Нина пришла ко мне за час до собрания. С газетой. «Правда» от второго сентября – на первой полосе передовица: «Решительный отпор провокации». Я её уже читал – Люся принесла утром.

– Павел Васильевич. Передовица – для зачитывания вслух.

– Знаю, Нина Степановна. Прочитаю.

Нина села. Не торопилась уходить. Сидела, перебирала пальцами край платка. Я ждал.
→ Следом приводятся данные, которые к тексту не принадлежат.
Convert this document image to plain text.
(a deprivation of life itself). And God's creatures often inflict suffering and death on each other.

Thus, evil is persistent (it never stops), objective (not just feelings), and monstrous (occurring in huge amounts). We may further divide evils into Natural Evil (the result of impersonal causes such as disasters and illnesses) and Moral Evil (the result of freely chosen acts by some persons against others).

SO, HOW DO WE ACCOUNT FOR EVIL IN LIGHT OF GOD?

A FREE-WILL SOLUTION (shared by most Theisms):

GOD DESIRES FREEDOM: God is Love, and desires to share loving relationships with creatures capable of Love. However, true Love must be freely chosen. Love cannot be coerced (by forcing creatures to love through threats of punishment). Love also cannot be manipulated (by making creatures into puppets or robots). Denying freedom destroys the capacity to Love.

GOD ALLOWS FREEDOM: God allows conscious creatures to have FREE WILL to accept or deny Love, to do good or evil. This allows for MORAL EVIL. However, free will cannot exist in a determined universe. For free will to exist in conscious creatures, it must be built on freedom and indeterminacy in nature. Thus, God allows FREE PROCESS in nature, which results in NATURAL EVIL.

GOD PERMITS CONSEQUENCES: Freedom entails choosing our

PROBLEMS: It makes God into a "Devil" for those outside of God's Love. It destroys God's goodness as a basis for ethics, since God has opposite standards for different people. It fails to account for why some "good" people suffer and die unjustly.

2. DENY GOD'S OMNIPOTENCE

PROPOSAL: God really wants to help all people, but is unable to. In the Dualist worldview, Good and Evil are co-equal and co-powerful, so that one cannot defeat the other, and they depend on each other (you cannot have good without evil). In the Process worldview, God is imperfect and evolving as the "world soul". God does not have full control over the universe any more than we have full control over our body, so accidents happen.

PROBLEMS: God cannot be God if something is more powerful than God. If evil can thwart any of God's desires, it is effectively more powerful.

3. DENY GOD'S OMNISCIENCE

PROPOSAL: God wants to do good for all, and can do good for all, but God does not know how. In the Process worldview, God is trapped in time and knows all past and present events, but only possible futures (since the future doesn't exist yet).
– Павел Васильевич, – сказала она ровно. – Тяжёлая история. Сбили самолёт, погибли люди. Я понимаю – провокация. Но всё равно – люди.

– Люди, Нина Степановна. Жалко.

– Думаете – наши лётчики правы?

Я посмотрел на неё. Нина – тридцать пять лет в партии, парторг, человек системы. Но и человек тоже. И сейчас перед ней, как и передо мной, стоял тот самый вопрос, который от любой газетной статьи прячется за пафосом, а в жизни – никуда не уходит: жалко людей.

– Нина Степановна, – сказал я медленно. – Лётчики выполняли приказ. У них была информация: неопознанный самолёт, не отвечает на запросы, идёт над секретными объектами. По уставу – действовать. Они и действовали. Их вины – нет. А вина – у тех, кто этот «Боинг» туда отправил. Если это была случайность – вина авиакомпании и пилотов «Боинга». Если провокация – вина тех, кто провокацию заказал. В обоих случаях – не наша.

– Думаете – провокация?

– Не знаю наверняка. Но: гражданский борт идёт над Камчаткой, потом над Сахалином, отклоняется от стандартного маршрута на пятьсот километров, не отвечает на запросы, продолжает полёт даже после предупредительных выстрелов трассерами – это не «случайно сбился с курса». Это очень похоже на специально. Зачем – пусть американцы объясняют. Если смогут.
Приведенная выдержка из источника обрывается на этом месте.